Commands & Docs Overview

Exchanges

Exchange REST Support Ticker Websocket Order Book Interface
Coinbase Pro 🟢 🟢 🟡 🟢
Binance 🟡 🟡 🔴 🟡
Kraken 🔴 🔴 🔴 🔴

🟢 = full and working

🟡 = in development, some features are working

🔴 = planned but not yet in development

A start on the command documentation:

Command Arguments Description Coinbase Pro
Market Buy amount, "buy", "Coin-ID" Creates a market buy of the specified currency of the specified amount
Market Sell amount, "sell", "Coin-ID" Creates a market sell of the specified currency of the specified amount
Limit Buy size, price, "buy", Coin-ID Creates a limit buy of the specified currency at the specified price and amount
Limit Sell size, price, "sell", Coin-ID Creates a limit sell of the specified currency at the specified price and amount

Ticker Support

Exchange Type Default Callback
Coinbase Pro Websocket price_event(tick)

Declaration

self.Interface.create_ticker(self, Coin_ID)

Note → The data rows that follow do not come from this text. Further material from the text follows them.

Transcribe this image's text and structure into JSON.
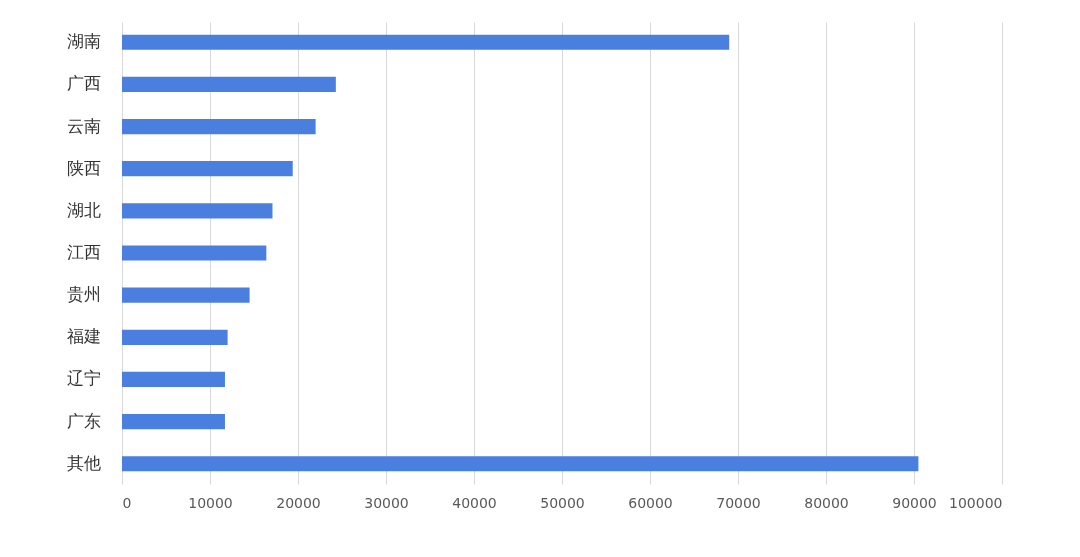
{
  "chart_data": {
    "type": "bar",
    "orientation": "horizontal",
    "categories": [
      "湖南",
      "广西",
      "云南",
      "陕西",
      "湖北",
      "江西",
      "贵州",
      "福建",
      "辽宁",
      "广东",
      "其他"
    ],
    "values": [
      69000,
      24300,
      22000,
      19400,
      17100,
      16400,
      14500,
      12000,
      11700,
      11700,
      90500
    ],
    "color": "#4a7fe0",
    "xlim": [
      0,
      100000
    ],
    "xticks": [
      0,
      10000,
      20000,
      30000,
      40000,
      50000,
      60000,
      70000,
      80000,
      90000,
      100000
    ],
    "grid": "x"
  }
}
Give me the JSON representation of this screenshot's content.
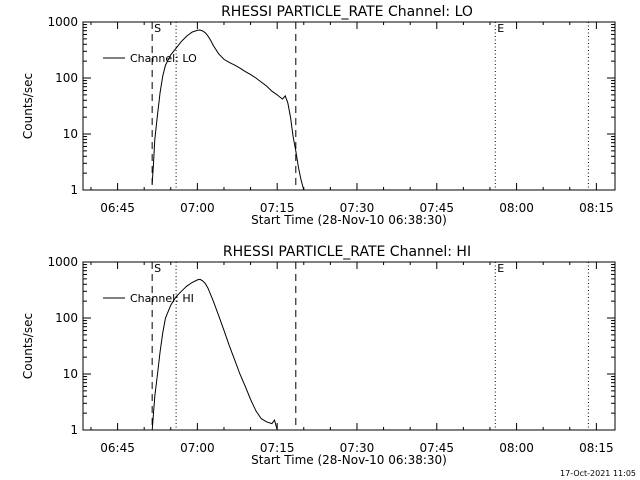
{
  "footer": {
    "timestamp": "17-Oct-2021 11:05"
  },
  "chart_data": [
    {
      "type": "line",
      "title": "RHESSI PARTICLE_RATE Channel: LO",
      "xlabel": "Start Time (28-Nov-10 06:38:30)",
      "ylabel": "Counts/sec",
      "yscale": "log",
      "xlim": [
        "06:38:30",
        "08:18:30"
      ],
      "ylim": [
        1,
        1000
      ],
      "xticks": [
        "06:45",
        "07:00",
        "07:15",
        "07:30",
        "07:45",
        "08:00",
        "08:15"
      ],
      "yticks": [
        "1",
        "10",
        "100",
        "1000"
      ],
      "grid": false,
      "legend": {
        "position": "top-left",
        "label": "Channel: LO"
      },
      "markers": [
        {
          "time": "06:51:30",
          "style": "dashed",
          "label": "S"
        },
        {
          "time": "06:56:00",
          "style": "dotted",
          "label": ""
        },
        {
          "time": "07:18:30",
          "style": "dashed",
          "label": ""
        },
        {
          "time": "07:56:00",
          "style": "dotted",
          "label": "E"
        },
        {
          "time": "08:13:30",
          "style": "dotted",
          "label": ""
        }
      ],
      "series": [
        {
          "name": "Channel: LO",
          "x": [
            "06:51:30",
            "06:51:45",
            "06:52:00",
            "06:52:30",
            "06:53:00",
            "06:53:30",
            "06:54:00",
            "06:55:00",
            "06:56:00",
            "06:57:00",
            "06:58:00",
            "06:59:00",
            "07:00:00",
            "07:00:30",
            "07:01:00",
            "07:01:30",
            "07:02:00",
            "07:02:30",
            "07:03:00",
            "07:04:00",
            "07:05:00",
            "07:06:00",
            "07:07:00",
            "07:08:00",
            "07:09:00",
            "07:10:00",
            "07:11:00",
            "07:12:00",
            "07:13:00",
            "07:14:00",
            "07:15:00",
            "07:16:00",
            "07:16:30",
            "07:17:00",
            "07:17:30",
            "07:18:00",
            "07:18:30",
            "07:19:00",
            "07:19:30",
            "07:20:00"
          ],
          "values": [
            1.3,
            3,
            8,
            22,
            55,
            110,
            170,
            260,
            340,
            450,
            560,
            660,
            710,
            720,
            690,
            640,
            560,
            470,
            380,
            270,
            215,
            190,
            170,
            150,
            130,
            115,
            100,
            85,
            72,
            58,
            50,
            42,
            48,
            36,
            20,
            9,
            5,
            2.5,
            1.5,
            1
          ]
        }
      ]
    },
    {
      "type": "line",
      "title": "RHESSI PARTICLE_RATE Channel: HI",
      "xlabel": "Start Time (28-Nov-10 06:38:30)",
      "ylabel": "Counts/sec",
      "yscale": "log",
      "xlim": [
        "06:38:30",
        "08:18:30"
      ],
      "ylim": [
        1,
        1000
      ],
      "xticks": [
        "06:45",
        "07:00",
        "07:15",
        "07:30",
        "07:45",
        "08:00",
        "08:15"
      ],
      "yticks": [
        "1",
        "10",
        "100",
        "1000"
      ],
      "grid": false,
      "legend": {
        "position": "top-left",
        "label": "Channel: HI"
      },
      "markers": [
        {
          "time": "06:51:30",
          "style": "dashed",
          "label": "S"
        },
        {
          "time": "06:56:00",
          "style": "dotted",
          "label": ""
        },
        {
          "time": "07:18:30",
          "style": "dashed",
          "label": ""
        },
        {
          "time": "07:56:00",
          "style": "dotted",
          "label": "E"
        },
        {
          "time": "08:13:30",
          "style": "dotted",
          "label": ""
        }
      ],
      "series": [
        {
          "name": "Channel: HI",
          "x": [
            "06:51:30",
            "06:51:45",
            "06:52:00",
            "06:52:30",
            "06:53:00",
            "06:53:30",
            "06:54:00",
            "06:55:00",
            "06:56:00",
            "06:57:00",
            "06:58:00",
            "06:59:00",
            "07:00:00",
            "07:00:30",
            "07:01:00",
            "07:01:30",
            "07:02:00",
            "07:03:00",
            "07:04:00",
            "07:05:00",
            "07:06:00",
            "07:07:00",
            "07:08:00",
            "07:09:00",
            "07:10:00",
            "07:11:00",
            "07:12:00",
            "07:13:00",
            "07:14:00",
            "07:14:30",
            "07:15:00"
          ],
          "values": [
            1,
            2,
            4,
            10,
            25,
            55,
            100,
            170,
            240,
            300,
            370,
            430,
            480,
            490,
            460,
            410,
            340,
            200,
            110,
            60,
            32,
            18,
            10,
            6,
            3.5,
            2.2,
            1.6,
            1.4,
            1.3,
            1.5,
            1
          ]
        }
      ]
    }
  ]
}
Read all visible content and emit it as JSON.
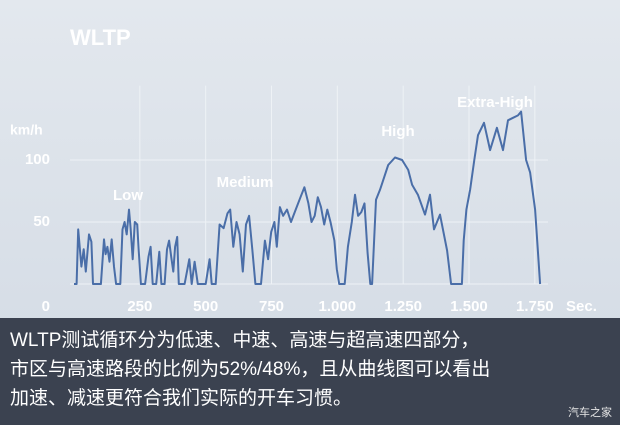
{
  "chart_data": {
    "type": "line",
    "title": "WLTP",
    "y_label": "km/h",
    "x_label": "Sec.",
    "annotations": [
      "Low",
      "Medium",
      "High",
      "Extra-High"
    ],
    "x": [
      0,
      10,
      16,
      28,
      37,
      45,
      57,
      66,
      72,
      90,
      102,
      114,
      120,
      127,
      135,
      143,
      152,
      160,
      176,
      184,
      192,
      200,
      209,
      215,
      223,
      231,
      240,
      246,
      254,
      270,
      283,
      291,
      299,
      312,
      324,
      332,
      344,
      353,
      361,
      369,
      377,
      384,
      392,
      398,
      420,
      438,
      447,
      458,
      470,
      500,
      515,
      523,
      538,
      553,
      568,
      583,
      593,
      605,
      617,
      629,
      641,
      653,
      665,
      677,
      689,
      710,
      725,
      737,
      749,
      761,
      770,
      782,
      794,
      809,
      824,
      842,
      860,
      875,
      890,
      902,
      914,
      926,
      938,
      950,
      962,
      974,
      989,
      998,
      1007,
      1028,
      1040,
      1055,
      1067,
      1079,
      1091,
      1103,
      1115,
      1125,
      1132,
      1147,
      1162,
      1193,
      1219,
      1246,
      1269,
      1284,
      1306,
      1333,
      1352,
      1367,
      1390,
      1417,
      1432,
      1466,
      1473,
      1480,
      1490,
      1504,
      1520,
      1534,
      1557,
      1580,
      1606,
      1629,
      1648,
      1667,
      1686,
      1698,
      1717,
      1732,
      1751,
      1770
    ],
    "series": [
      {
        "color": "#4a6ea8",
        "values": [
          0,
          0,
          44,
          14,
          28,
          10,
          40,
          34,
          0,
          0,
          0,
          36,
          24,
          30,
          18,
          36,
          14,
          0,
          0,
          44,
          50,
          40,
          60,
          45,
          20,
          50,
          48,
          26,
          0,
          0,
          22,
          30,
          0,
          0,
          26,
          0,
          0,
          28,
          35,
          22,
          10,
          30,
          38,
          0,
          0,
          20,
          0,
          18,
          0,
          0,
          20,
          0,
          0,
          48,
          45,
          57,
          60,
          30,
          50,
          40,
          10,
          48,
          55,
          28,
          0,
          0,
          35,
          20,
          42,
          50,
          30,
          62,
          55,
          60,
          50,
          60,
          70,
          78,
          65,
          50,
          55,
          70,
          62,
          48,
          60,
          50,
          35,
          12,
          0,
          0,
          30,
          50,
          72,
          55,
          58,
          65,
          25,
          0,
          0,
          68,
          76,
          96,
          102,
          100,
          92,
          80,
          72,
          56,
          72,
          44,
          56,
          27,
          0,
          0,
          0,
          35,
          60,
          76,
          100,
          120,
          130,
          108,
          126,
          108,
          132,
          134,
          136,
          139,
          100,
          90,
          60,
          0
        ]
      }
    ],
    "xlim": [
      0,
      1800
    ],
    "ylim": [
      0,
      160
    ],
    "xticks": [
      250,
      500,
      750,
      {
        "value": 1000,
        "label": "1.000"
      },
      {
        "value": 1250,
        "label": "1.250"
      },
      {
        "value": 1500,
        "label": "1.500"
      },
      {
        "value": 1750,
        "label": "1.750"
      }
    ],
    "yticks": [
      0,
      50,
      100
    ],
    "grid": true
  },
  "caption": [
    "WLTP测试循环分为低速、中速、高速与超高速四部分，",
    "市区与高速路段的比例为52%/48%，且从曲线图可以看出",
    "加速、减速更符合我们实际的开车习惯。"
  ],
  "watermark": "汽车之家"
}
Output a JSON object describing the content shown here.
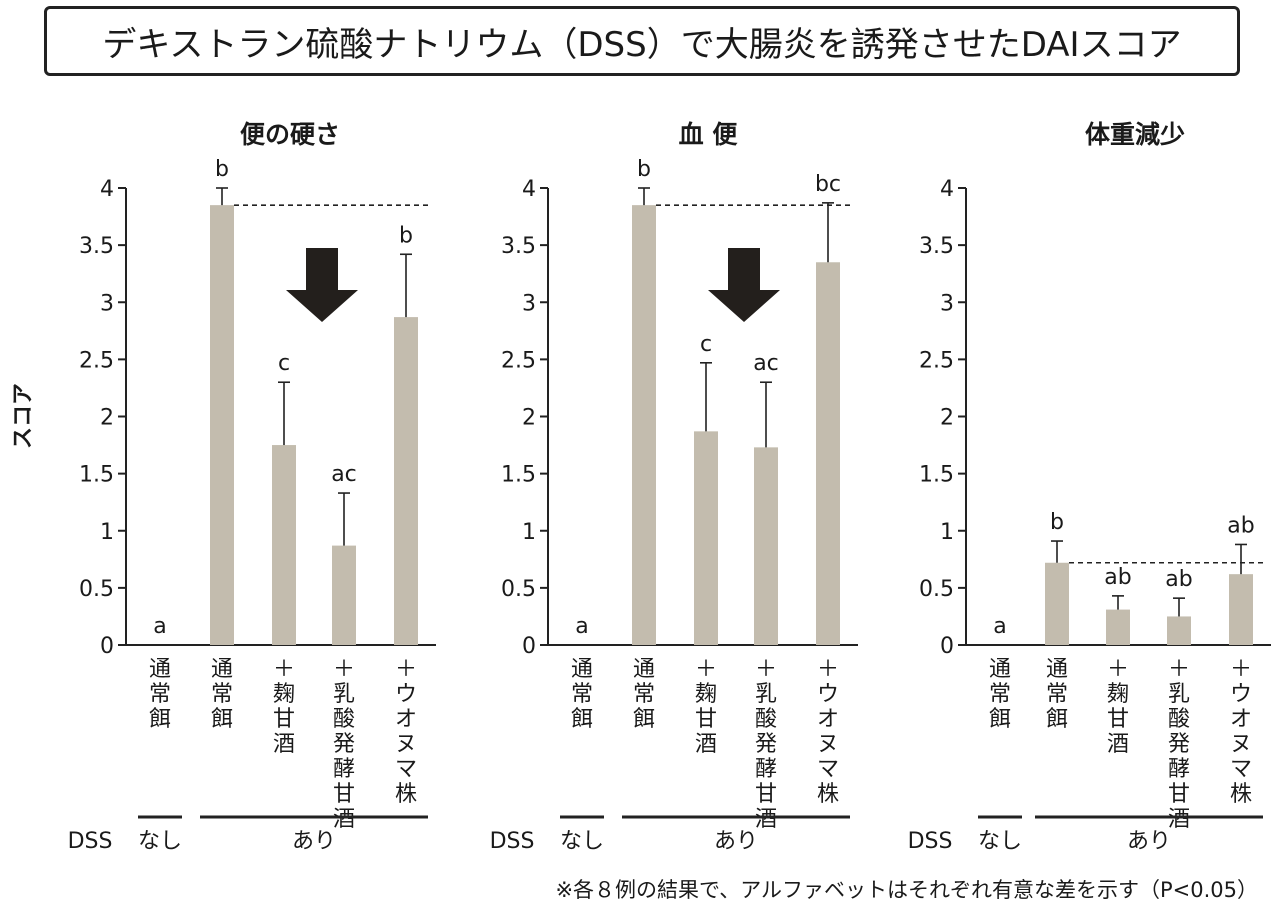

When created in a class, this will callback the price_event(tick) function.

Multiprocessing Feature

Blankly is designed to allow running models independently, each on their own process. This allows the ability to run intensive tasks, such as training a neural network independently of all the other models on different processor cores, while being able to report and read status from each process.

Bugs

Please report any bugs or issues in Github's Issues page.

Disclaimer

Trading is risky. We are not responsible for losses incurred using this software.

Contributing

If you would like to support the project, pull requests are welcome.